Whether your diamond is 1 carat or more, it has to be weighed very carefully on a finely calibrated electronic scale. Weight is measured in 1000th’s of a carat and then rounded up or down to the nearest 100th.
i.e.
A diamond weighing in at 1.708 carats would round down to 1.70.
A diamond weighing 1.709 would round up to 1.71.

Diamonds have been found that have been very large but also very rare with the Cullinan diamond in its rough uncut form coming in at 3107.75 carats.

How value is calculated?

As far as carats are concerned, the larger the diamond the more valuable it is but the way that the diamond is cut also reflects upon the value. With diamonds being priced per carat, quality also has to be taken into account; if you took a variety of diamonds and then compared the costs you would find a range of variations. You can work this out by dividing the selling price by the weight: a diamond weighing 1.71 carats that costs £5000 would be priced at £2924 per carat whereas a diamond of the same weight costing less, £3500, would have a price per carat of £2046.

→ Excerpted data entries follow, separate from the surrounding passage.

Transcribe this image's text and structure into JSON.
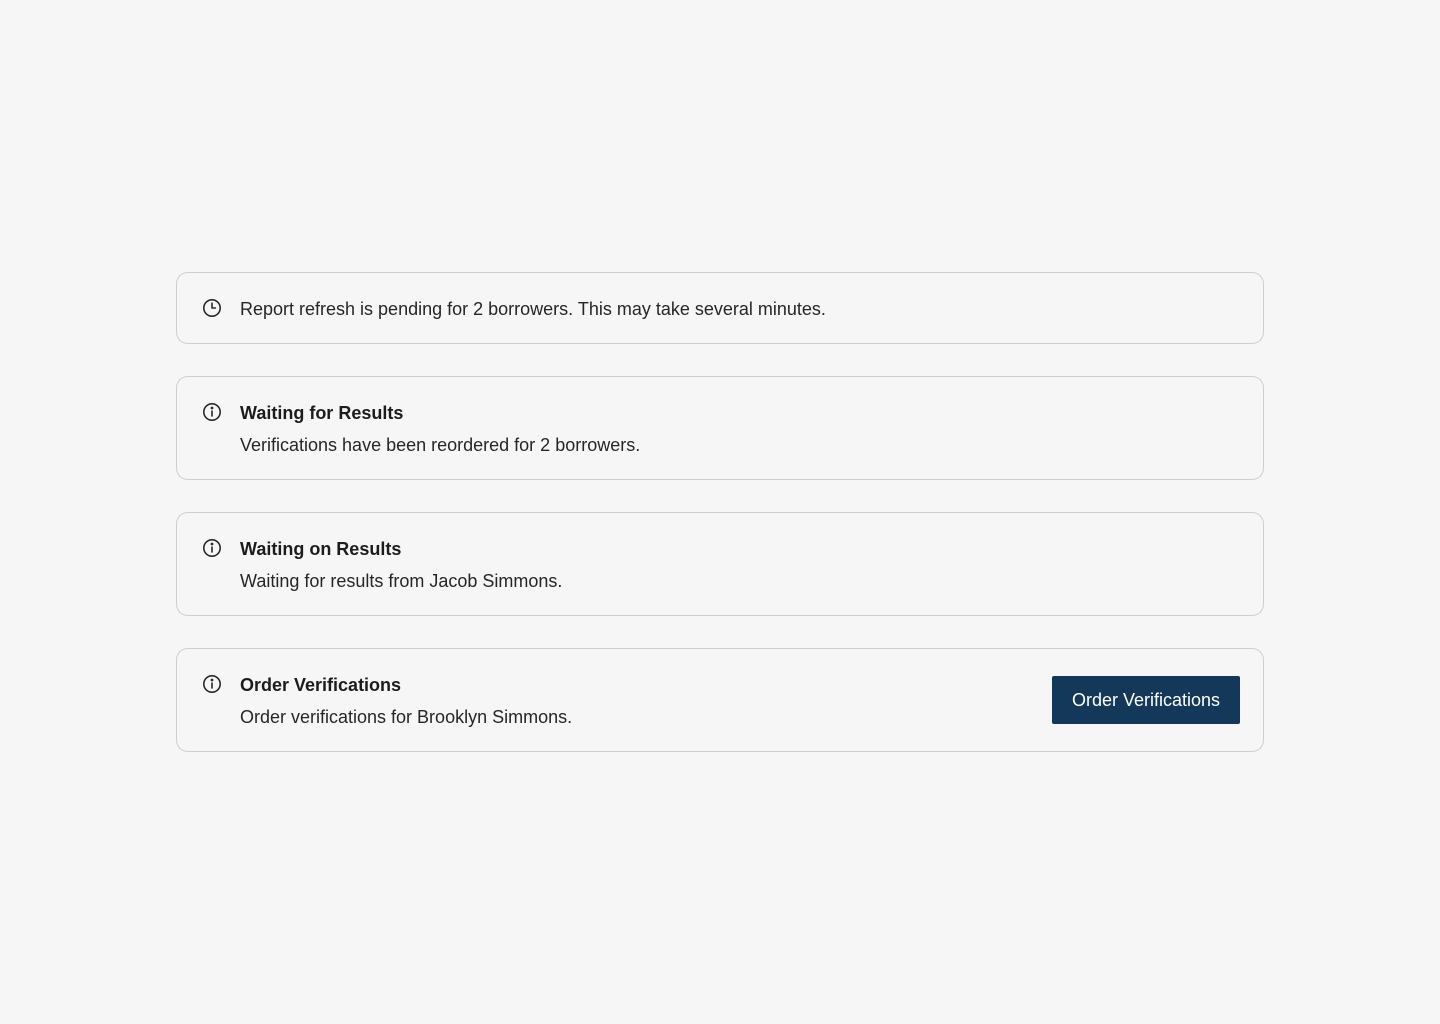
{
  "alerts": [
    {
      "icon": "clock-icon",
      "message": "Report refresh is pending for 2 borrowers. This may take several minutes."
    },
    {
      "icon": "info-icon",
      "title": "Waiting for Results",
      "description": "Verifications have been reordered for 2 borrowers."
    },
    {
      "icon": "info-icon",
      "title": "Waiting on Results",
      "description": "Waiting for results from Jacob Simmons."
    },
    {
      "icon": "info-icon",
      "title": "Order Verifications",
      "description": "Order verifications for Brooklyn Simmons.",
      "button_label": "Order Verifications"
    }
  ],
  "colors": {
    "background": "#f6f6f6",
    "border": "#cfcfcf",
    "button_bg": "#13385a",
    "button_text": "#ffffff",
    "text": "#262626"
  }
}
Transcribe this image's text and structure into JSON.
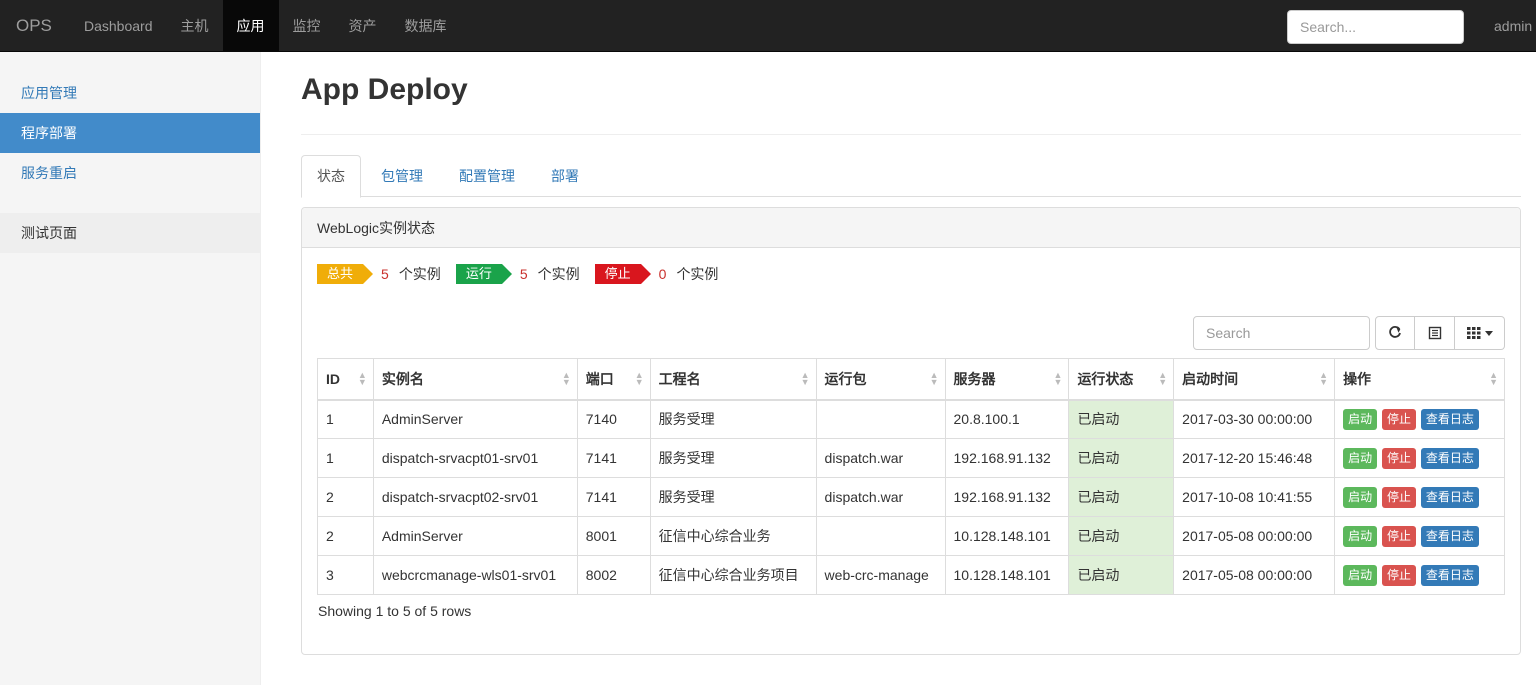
{
  "navbar": {
    "brand": "OPS",
    "items": [
      {
        "label": "Dashboard"
      },
      {
        "label": "主机"
      },
      {
        "label": "应用"
      },
      {
        "label": "监控"
      },
      {
        "label": "资产"
      },
      {
        "label": "数据库"
      }
    ],
    "active_index": 2,
    "search_placeholder": "Search...",
    "user": "admin"
  },
  "sidebar": {
    "items": [
      {
        "label": "应用管理"
      },
      {
        "label": "程序部署"
      },
      {
        "label": "服务重启"
      }
    ],
    "active_index": 1,
    "extra_item": "测试页面"
  },
  "main": {
    "title": "App Deploy",
    "tabs": [
      {
        "label": "状态"
      },
      {
        "label": "包管理"
      },
      {
        "label": "配置管理"
      },
      {
        "label": "部署"
      }
    ],
    "active_tab": 0,
    "panel_title": "WebLogic实例状态",
    "summary": {
      "total_label": "总共",
      "total_count": "5",
      "running_label": "运行",
      "running_count": "5",
      "stopped_label": "停止",
      "stopped_count": "0",
      "unit": "个实例"
    },
    "table_search_placeholder": "Search",
    "columns": [
      "ID",
      "实例名",
      "端口",
      "工程名",
      "运行包",
      "服务器",
      "运行状态",
      "启动时间",
      "操作"
    ],
    "rows": [
      {
        "id": "1",
        "instance": "AdminServer",
        "port": "7140",
        "project": "服务受理",
        "package": "",
        "server": "20.8.100.1",
        "status": "已启动",
        "start_time": "2017-03-30 00:00:00"
      },
      {
        "id": "1",
        "instance": "dispatch-srvacpt01-srv01",
        "port": "7141",
        "project": "服务受理",
        "package": "dispatch.war",
        "server": "192.168.91.132",
        "status": "已启动",
        "start_time": "2017-12-20 15:46:48"
      },
      {
        "id": "2",
        "instance": "dispatch-srvacpt02-srv01",
        "port": "7141",
        "project": "服务受理",
        "package": "dispatch.war",
        "server": "192.168.91.132",
        "status": "已启动",
        "start_time": "2017-10-08 10:41:55"
      },
      {
        "id": "2",
        "instance": "AdminServer",
        "port": "8001",
        "project": "征信中心综合业务",
        "package": "",
        "server": "10.128.148.101",
        "status": "已启动",
        "start_time": "2017-05-08 00:00:00"
      },
      {
        "id": "3",
        "instance": "webcrcmanage-wls01-srv01",
        "port": "8002",
        "project": "征信中心综合业务项目",
        "package": "web-crc-manage",
        "server": "10.128.148.101",
        "status": "已启动",
        "start_time": "2017-05-08 00:00:00"
      }
    ],
    "actions": {
      "start": "启动",
      "stop": "停止",
      "logs": "查看日志"
    },
    "pagination_info": "Showing 1 to 5 of 5 rows"
  }
}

This is due to certain factors; large diamonds are rarer so the price will be more and the carat weight will increase at the same time. This means that a 2 carat diamond will cost a lot more than twice the price of a 1 carat gemstone. In the same way, if you buy a ring made up of many small diamonds totalling 1 carat overall, it will cost less than buying a ring with a single 1 carat diamond stone.

So as you can see, a 1 carat diamond does not only vary in size but also in price. All of this adds to the beauty of diamonds and makes each one totally unique.